6. À luz de tais premissas é que se examina o presente requerimento. Consta dos autos que Nestor Cuñat Ceveró subscreveu acordo de colaboração premiada como o Ministério Público. Em vários de seus depoimentos narrou com precisão a participação do Senador Delcídio do Amaral em supostos crimes ocorridos no âmbito da Petrobras (termos de colaboração 1, 2, e 5). [...]

 Elementos indiciários colhidos previamente indicam a possível participação dos envolvidos “para dissuadir Nestor Cerveró de firmar acordo de colaboração com o Ministério Público Federal ou, quando menos, para evitar que ele o delatasse e a André Esteves, controlador do Banco BTG Pactual” (fl. 3)

Destaca-se que, em um dos termos de depoimento, o colaborador declarou que o Senador Delcídio do Amaral e o advogado Edson Ribeiro teriam oferecido pagamento para que ele não firmasse acorde de colaboração premiada ou, alternativamente, que não revelasse nem os fatos que inculpassem o Senador nem aqueles que implicassem o Banco BTG Pactual: [...]

7. [...]

Nesse contexto, quanto à existência do ilícito (materialidade) e dos indícios suficientes de autoria, o requerimento de prisão preventiva demonstra de maneira robusta, com base no material indiciário colhido até o momento e indicando, margem suficiente, a possível existência de graves crimes contra a Administração da Justiça, contra a Administração Pública, organização criminosa e mesmo lavagem de dinheiro, para a consecução dos quais teria havido supostamente importante participação dos requeridos. (grifei)

[...]

9. Quantos aos fundamentos específicos, uma das razões invocadas pelo Ministério Público é o risco à aplicação da lei penal não só no pretendido em relação a terceiro, possível colaborador, mas no elaborado planejamento que revelará, por certo, sempre propensão própria em primeiro lugar.

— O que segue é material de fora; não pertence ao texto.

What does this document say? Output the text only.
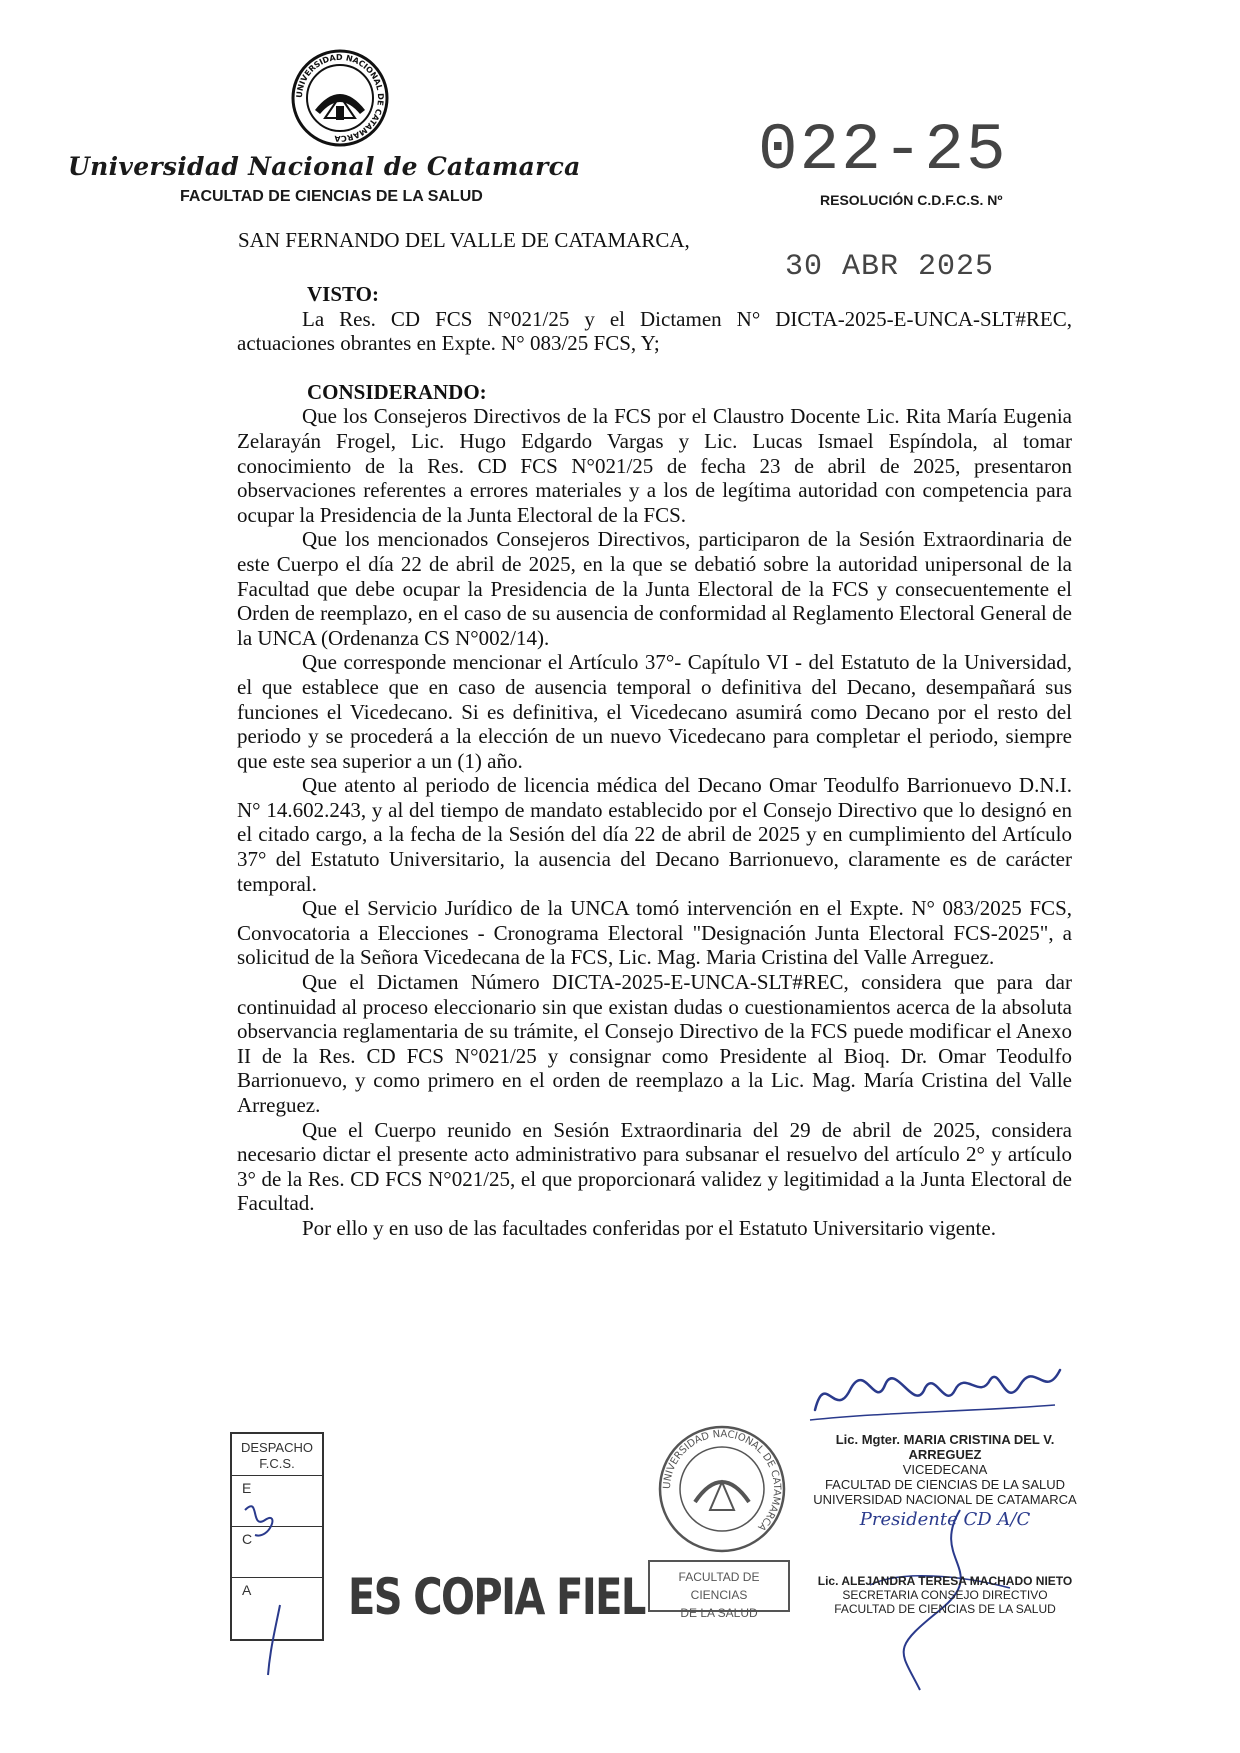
UNIVERSIDAD NACIONAL DE CATAMARCA
Universidad Nacional de Catamarca
FACULTAD DE CIENCIAS DE LA SALUD
022-25
RESOLUCIÓN C.D.F.C.S. Nº
SAN FERNANDO DEL VALLE DE CATAMARCA,
30 ABR 2025
VISTO:

La Res. CD FCS N°021/25 y el Dictamen N° DICTA-2025-E-UNCA-SLT#REC, actuaciones obrantes en Expte. N° 083/25 FCS, Y;

CONSIDERANDO:

Que los Consejeros Directivos de la FCS por el Claustro Docente Lic. Rita María Eugenia Zelarayán Frogel, Lic. Hugo Edgardo Vargas y Lic. Lucas Ismael Espíndola, al tomar conocimiento de la Res. CD FCS N°021/25 de fecha 23 de abril de 2025, presentaron observaciones referentes a errores materiales y a los de legítima autoridad con competencia para ocupar la Presidencia de la Junta Electoral de la FCS.

Que los mencionados Consejeros Directivos, participaron de la Sesión Extraordinaria de este Cuerpo el día 22 de abril de 2025, en la que se debatió sobre la autoridad unipersonal de la Facultad que debe ocupar la Presidencia de la Junta Electoral de la FCS y consecuentemente el Orden de reemplazo, en el caso de su ausencia de conformidad al Reglamento Electoral General de la UNCA (Ordenanza CS N°002/14).

Que corresponde mencionar el Artículo 37°- Capítulo VI - del Estatuto de la Universidad, el que establece que en caso de ausencia temporal o definitiva del Decano, desempañará sus funciones el Vicedecano. Si es definitiva, el Vicedecano asumirá como Decano por el resto del periodo y se procederá a la elección de un nuevo Vicedecano para completar el periodo, siempre que este sea superior a un (1) año.

Que atento al periodo de licencia médica del Decano Omar Teodulfo Barrionuevo D.N.I. N° 14.602.243, y al del tiempo de mandato establecido por el Consejo Directivo que lo designó en el citado cargo, a la fecha de la Sesión del día 22 de abril de 2025 y en cumplimiento del Artículo 37° del Estatuto Universitario, la ausencia del Decano Barrionuevo, claramente es de carácter temporal.

Que el Servicio Jurídico de la UNCA tomó intervención en el Expte. N° 083/2025 FCS, Convocatoria a Elecciones - Cronograma Electoral "Designación Junta Electoral FCS-2025", a solicitud de la Señora Vicedecana de la FCS, Lic. Mag. Maria Cristina del Valle Arreguez.

Que el Dictamen Número DICTA-2025-E-UNCA-SLT#REC, considera que para dar continuidad al proceso eleccionario sin que existan dudas o cuestionamientos acerca de la absoluta observancia reglamentaria de su trámite, el Consejo Directivo de la FCS puede modificar el Anexo II de la Res. CD FCS N°021/25 y consignar como Presidente al Bioq. Dr. Omar Teodulfo Barrionuevo, y como primero en el orden de reemplazo a la Lic. Mag. María Cristina del Valle Arreguez.

Que el Cuerpo reunido en Sesión Extraordinaria del 29 de abril de 2025, considera necesario dictar el presente acto administrativo para subsanar el resuelvo del artículo 2° y artículo 3° de la Res. CD FCS N°021/25, el que proporcionará validez y legitimidad a la Junta Electoral de Facultad.

Por ello y en uso de las facultades conferidas por el Estatuto Universitario vigente.

Lic. Mgter. MARIA CRISTINA DEL V. ARREGUEZ
VICEDECANA
FACULTAD DE CIENCIAS DE LA SALUD
UNIVERSIDAD NACIONAL DE CATAMARCA
Presidente CD A/C
Lic. ALEJANDRA TERESA MACHADO NIETO
SECRETARIA CONSEJO DIRECTIVO
FACULTAD DE CIENCIAS DE LA SALUD
DESPACHO
F.C.S.
E
C
A	ES COPIA FIEL
UNIVERSIDAD NACIONAL DE CATAMARCA
FACULTAD DE CIENCIAS
DE LA SALUD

Diferentemente de outros casos julgados recentemente no Supremo Tribunal Federal (HC 125555 e HC 127186), o pedido não está baseado em presunção de fuga rechaçado categoricamente pela jurisprudência desta Suprema Corte (HC 122572, Relator(a): Min. ROBERTO BARROSO, Primeira Turma, DJe 04-08-2014; HC 114661, Relator(a) Min. MARCO AURÉLIO, Primeira Turma, DJe de 01-08-2014; HC 103.536, Relator(a) Min. DIAS TOFFOLI, Primeira Turma, DJe de 22-03-2011; HC 92842, Relator(a): Min. GILMAR MENDES, Segunda Turma, DJe de 25-04-2008; HC 105.494, Relator(a): Min. AYRES BRITO, Segunda Turma, DJe de 27-10-2011). Ao contrário, há indicação de atos concretos e específicos atribuídos aos requeridos que demostram a efetiva intenção de empreender meios para furtar investigados à aplicação da lei penal caso em liberdade estejam. (grifei)

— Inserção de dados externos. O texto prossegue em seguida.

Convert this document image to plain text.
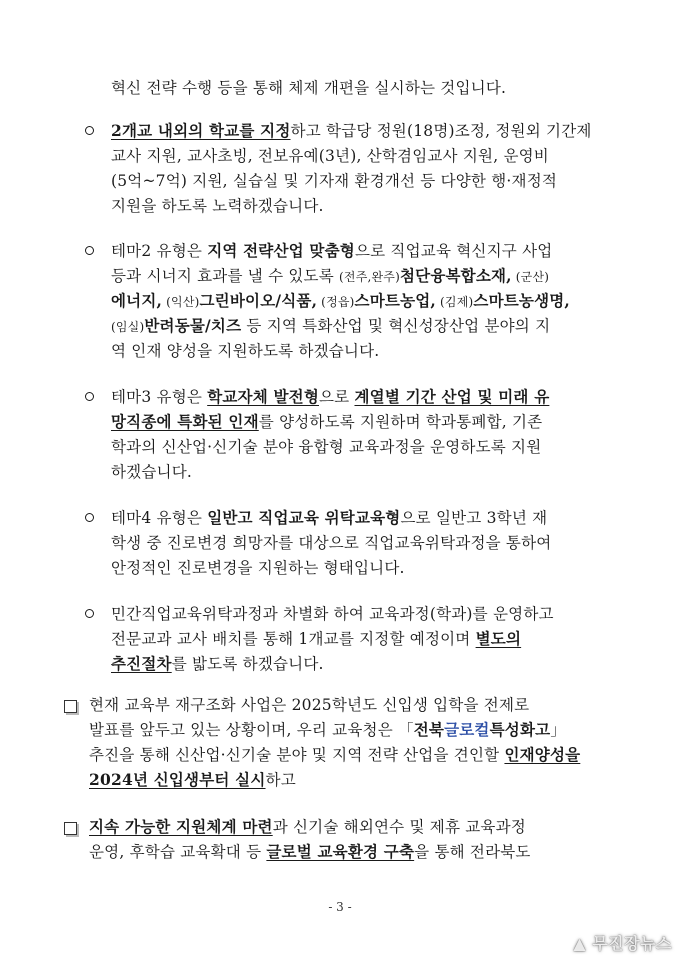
혁신 전략 수행 등을 통해 체제 개편을 실시하는 것입니다.
2개교 내외의 학교를 지정하고 학급당 정원(18명)조정, 정원외 기간제
교사 지원, 교사초빙, 전보유예(3년), 산학겸임교사 지원, 운영비
(5억~7억) 지원, 실습실 및 기자재 환경개선 등 다양한 행·재정적
지원을 하도록 노력하겠습니다.
테마2 유형은 지역 전략산업 맞춤형으로 직업교육 혁신지구 사업
등과 시너지 효과를 낼 수 있도록 (전주,완주)첨단융복합소재, (군산)
에너지, (익산)그린바이오/식품, (정읍)스마트농업, (김제)스마트농생명,
(임실)반려동물/치즈 등 지역 특화산업 및 혁신성장산업 분야의 지
역 인재 양성을 지원하도록 하겠습니다.
테마3 유형은 학교자체 발전형으로 계열별 기간 산업 및 미래 유
망직종에 특화된 인재를 양성하도록 지원하며 학과통폐합, 기존
학과의 신산업·신기술 분야 융합형 교육과정을 운영하도록 지원
하겠습니다.
테마4 유형은 일반고 직업교육 위탁교육형으로 일반고 3학년 재
학생 중 진로변경 희망자를 대상으로 직업교육위탁과정을 통하여
안정적인 진로변경을 지원하는 형태입니다.
민간직업교육위탁과정과 차별화 하여 교육과정(학과)를 운영하고
전문교과 교사 배치를 통해 1개교를 지정할 예정이며 별도의
추진절차를 밟도록 하겠습니다.
현재 교육부 재구조화 사업은 2025학년도 신입생 입학을 전제로
발표를 앞두고 있는 상황이며, 우리 교육청은 「전북글로컬특성화고」
추진을 통해 신산업·신기술 분야 및 지역 전략 산업을 견인할 인재양성을
2024년 신입생부터 실시하고
지속 가능한 지원체계 마련과 신기술 해외연수 및 제휴 교육과정
운영, 후학습 교육확대 등 글로벌 교육환경 구축을 통해 전라북도
- 3 -
▲ 무진장뉴스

Como destacado no requerimento do Ministério Público, em reunião realizada pelo grupo criminoso, o Senador Delcídio Amaral, o advogado Edson Ribeiro e Diogo Ferreira “discutem, abertamente, meios e rotas de fuga de Nestor Cerveró do Brasil na hipótese de o STF lhe conceder ordem de habeas corpus. Eles contemplam, ostensivamente, a finalidade de evitar nova custodia cautelar e a violação de dispositivo pessoal de monitoramento eletrônico (tornozeleira) - o Senador Delcídio Amaral chega a sugerir que o Paraguai seria rota de fuga mais indicada, em vez da Venezuela, e que, para Nestor Cerveró chegar à Espanha por transporte aéreo privado, a aeronave indicada seria um Falcon 50, que ‘não para no meio’, isto é, não precisa fazer escala técnica” (fl. 15).

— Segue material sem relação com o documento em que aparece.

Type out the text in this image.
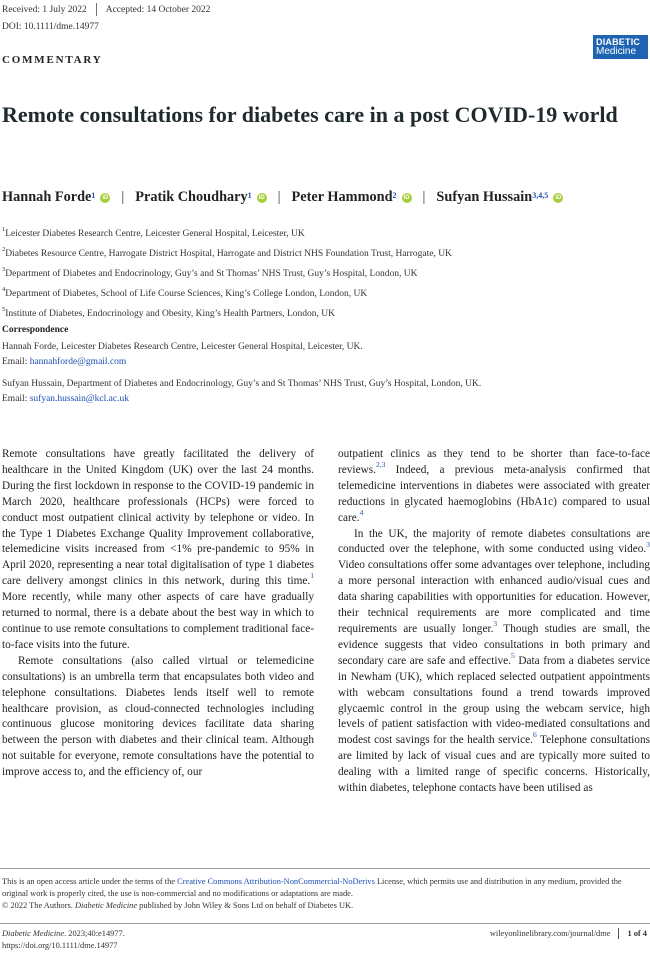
Received: 1 July 2022 Accepted: 14 October 2022
DOI: 10.1111/dme.14977
COMMENTARY
DIABETIC
Medicine
Remote consultations for diabetes care in a post COVID-19 world
Hannah Forde$^1$	iD | Pratik Choudhary$^1$	iD | Peter Hammond$^2$	iD | Sufyan Hussain$^{3,4,5}$	iD
$^1$Leicester Diabetes Research Centre, Leicester General Hospital, Leicester, UK
$^2$Diabetes Resource Centre, Harrogate District Hospital, Harrogate and District NHS Foundation Trust, Harrogate, UK
$^3$Department of Diabetes and Endocrinology, Guy’s and St Thomas’ NHS Trust, Guy’s Hospital, London, UK
$^4$Department of Diabetes, School of Life Course Sciences, King’s College London, London, UK
$^5$Institute of Diabetes, Endocrinology and Obesity, King’s Health Partners, London, UK
Correspondence
Hannah Forde, Leicester Diabetes Research Centre, Leicester General Hospital, Leicester, UK.
Email: hannahforde@gmail.com
Sufyan Hussain, Department of Diabetes and Endocrinology, Guy’s and St Thomas’ NHS Trust, Guy’s Hospital, London, UK.
Email: sufyan.hussain@kcl.ac.uk

Remote consultations have greatly facilitated the delivery of healthcare in the United Kingdom (UK) over the last 24 months. During the first lockdown in response to the COVID-19 pandemic in March 2020, healthcare professionals (HCPs) were forced to conduct most outpatient clinical activity by telephone or video. In the Type 1 Diabetes Exchange Quality Improvement collaborative, telemedicine visits increased from <1% pre-pandemic to 95% in April 2020, representing a near total digitalisation of type 1 diabetes care delivery amongst clinics in this network, during this time.$^1$ More recently, while many other aspects of care have gradually returned to normal, there is a debate about the best way in which to continue to use remote consultations to complement traditional face-to-face visits into the future.

Remote consultations (also called virtual or telemedicine consultations) is an umbrella term that encapsulates both video and telephone consultations. Diabetes lends itself well to remote healthcare provision, as cloud-connected technologies including continuous glucose monitoring devices facilitate data sharing between the person with diabetes and their clinical team. Although not suitable for everyone, remote consultations have the potential to improve access to, and the efficiency of, our

outpatient clinics as they tend to be shorter than face-to-face reviews.$^{2,3}$ Indeed, a previous meta-analysis confirmed that telemedicine interventions in diabetes were associated with greater reductions in glycated haemoglobins (HbA1c) compared to usual care.$^4$

In the UK, the majority of remote diabetes consultations are conducted over the telephone, with some conducted using video.$^3$ Video consultations offer some advantages over telephone, including a more personal interaction with enhanced audio/visual cues and data sharing capabilities with opportunities for education. However, their technical requirements are more complicated and time requirements are usually longer.$^3$ Though studies are small, the evidence suggests that video consultations in both primary and secondary care are safe and effective.$^5$ Data from a diabetes service in Newham (UK), which replaced selected outpatient appointments with webcam consultations found a trend towards improved glycaemic control in the group using the webcam service, high levels of patient satisfaction with video-mediated consultations and modest cost savings for the health service.$^6$ Telephone consultations are limited by lack of visual cues and are typically more suited to dealing with a limited range of specific concerns. Historically, within diabetes, telephone contacts have been utilised as

This is an open access article under the terms of the Creative Commons Attribution-NonCommercial-NoDerivs License, which permits use and distribution in any medium, provided the original work is properly cited, the use is non-commercial and no modifications or adaptations are made.
© 2022 The Authors. Diabetic Medicine published by John Wiley & Sons Ltd on behalf of Diabetes UK.
Diabetic Medicine. 2023;40:e14977.
https://doi.org/10.1111/dme.14977
wileyonlinelibrary.com/journal/dme 1 of 4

Da conversa gravada por Bernardo Cerveró, é possível verificar que o grupo discute rotas de fuga, utilização de aeronaves de contatos, formas de sair do país e de inutilização de monitoramento eletrônico, [...]

[...]

10. Entretanto, o fundamento Principal é, como não poderia deixar de ser, a garantia da instrução criminal, tendo em vista a apontada tentativa de cooptação de réu colaborador, a fim de evitar que fatos e pessoas fossem delatados mediante pagamento de vantagens. Visam os nominados, portanto, a impedir a jurisdição criminal. Se não bastasse, o grupo está em posse de documentos sigilosos por força de lei (art. 7º da Lei 12.850/2013), com fortes indícios de obtenção ilícita. [...] (grifei)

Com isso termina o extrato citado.